Rosberg was careful to not openly criticise Hamilton after the race, but he seemed to hint that he was unhappy, saying “It got really close on the exit of Turn Two and I had to back out of it there and that lost me the race. I haven’t seen it on TV. For sure it was close. I had to avoid a collision. But it is difficult to comment now.”
Hamilton, for his part, was unrepentant, stating that he had held the inside line, and therefore it was his corner. It was certainly gutsy, and typical of Hamilton at his most ruthless and aggressive, leaving Rosberg to decide whether to chance having an accident or not.
The win was routine for Hamilton at that point, pulling away from the Ferrari of Vettel at a steady rate whilst Rosberg was unable to quite mount an attack on the Williams of Bottas ahead of him.
Behind the leaders, contact between Massa and Ricciardo saw both of them collect a puncture at the very start of the race, ruining any prospect of points for either, whilst Perez ran very wide at the very first corner, albeit not as a result of the other incident.
Whilst Hamilton was pulling away, his team used strategy to try and get Rosberg ahead of Bottas. After the first set of stops Rosberg was still behind the Williams, but a bold move into the final chicane saw him move up to third, with the sort of forceful overtake that we haven’t really seen Rosberg do very often. He would get by Vettel when the pair pitted, but could do nothing to prevent Hamilton cruising to victory.
Mixed McLaren Messages
The ongoing struggles for McLaren-Honda seem to grow. On a weekend where it was rumoured Button might announce his retirement (he didn’t), Alonso blew a fuse as he was passed left right and centre by cars that normally would be close on pace. At one point, he was loudly complaining on the radio that his engine was like a GP2 engine, and after the race he initially refused to say that he was committed to the team. He has since clarified his remarks, insisting he will stay, but such a public rebuke of Honda (especially on their home soil) is a sign of a driver who is clearly very frustrated. Ron Dennis has said he wants both Alonso and Button to stay, but in F1, nothing is certain.
Verstappen’s Star Rises
Once again Max Verstappen showed good racing instinct to climb from near the back of the field (he took a three-place grid penalty for an unsafe track stop) to finish ninth, beating his teammate Sainz in the process. He has shown he is not afraid of established and more experienced names, and as he gets experience of his own, it seems the only way is up for Verstappen. In particular, he hounded the usually quicker Red Bull of Kvyat, and showed good composure.

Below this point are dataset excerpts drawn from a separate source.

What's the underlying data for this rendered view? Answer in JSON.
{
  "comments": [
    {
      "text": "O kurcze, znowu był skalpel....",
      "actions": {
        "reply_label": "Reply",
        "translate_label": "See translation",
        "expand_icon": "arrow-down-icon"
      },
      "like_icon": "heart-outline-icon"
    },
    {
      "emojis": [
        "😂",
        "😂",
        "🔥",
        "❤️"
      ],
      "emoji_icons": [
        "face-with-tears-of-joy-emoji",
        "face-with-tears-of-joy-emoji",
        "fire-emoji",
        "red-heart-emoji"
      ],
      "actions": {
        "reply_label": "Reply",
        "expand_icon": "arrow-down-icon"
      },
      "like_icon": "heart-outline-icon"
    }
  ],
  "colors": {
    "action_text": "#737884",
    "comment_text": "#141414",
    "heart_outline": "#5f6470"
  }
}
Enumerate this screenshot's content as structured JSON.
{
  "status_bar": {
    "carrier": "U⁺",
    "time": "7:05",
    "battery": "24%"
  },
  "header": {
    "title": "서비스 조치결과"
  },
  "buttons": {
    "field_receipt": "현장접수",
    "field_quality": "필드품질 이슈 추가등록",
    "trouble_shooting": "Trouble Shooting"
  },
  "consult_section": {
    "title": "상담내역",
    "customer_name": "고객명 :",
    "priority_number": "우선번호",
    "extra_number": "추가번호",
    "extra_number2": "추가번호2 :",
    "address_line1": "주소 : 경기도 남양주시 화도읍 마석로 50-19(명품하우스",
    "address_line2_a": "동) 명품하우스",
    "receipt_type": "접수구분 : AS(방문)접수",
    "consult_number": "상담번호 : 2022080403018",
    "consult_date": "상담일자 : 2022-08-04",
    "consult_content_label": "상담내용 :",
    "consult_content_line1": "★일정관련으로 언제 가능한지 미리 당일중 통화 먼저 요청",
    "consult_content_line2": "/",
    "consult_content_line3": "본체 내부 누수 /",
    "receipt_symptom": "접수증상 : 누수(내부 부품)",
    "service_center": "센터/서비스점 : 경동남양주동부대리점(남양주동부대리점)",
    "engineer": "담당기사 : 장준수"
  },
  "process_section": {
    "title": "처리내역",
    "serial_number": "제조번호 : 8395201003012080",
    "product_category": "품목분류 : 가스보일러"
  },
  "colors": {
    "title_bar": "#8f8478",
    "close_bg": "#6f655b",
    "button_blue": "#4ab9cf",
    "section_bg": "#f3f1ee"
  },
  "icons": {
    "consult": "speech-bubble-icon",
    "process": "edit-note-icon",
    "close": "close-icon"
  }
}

Force India’s Hulkenberg also showed good form, following a couple of less successful races. He too started further down the field (having taken a three-place penalty for causing a collision with Massa in Singapore), and he too worked his way back up the field, finishing a highly credible sixth.
Lotus, the subject of financial woes and a possible takeover by Renault, had a quiet race, not getting into trouble, with Grosjean finishing seventh and Maldonaldo taking eighth – important for the cash-strapped team.
Finally, the Manor team had faced a challenging weekend, on their first visit to Suzuka since Jules Bianchi sustained his ultimately fatal injuries here. As ever racing at the back, both their drivers showed great reactions to avoid a huge accident with each other – Will Steven’s span as they approach the final chicane, but managed to keep the car on the track and out of the barriers, whilst Rossi managed to avoid t-boning his teammate moments later.
The end result of Japan is that Hamilton is now on 277 points, 48 points clear of Rosberg, with 125 points max remaining from the final five races. Such is Hamilton’s advantage that he could afford to finish second to Rosberg in all the remaining races and still win the title – you can bet that he won’t settle for second though.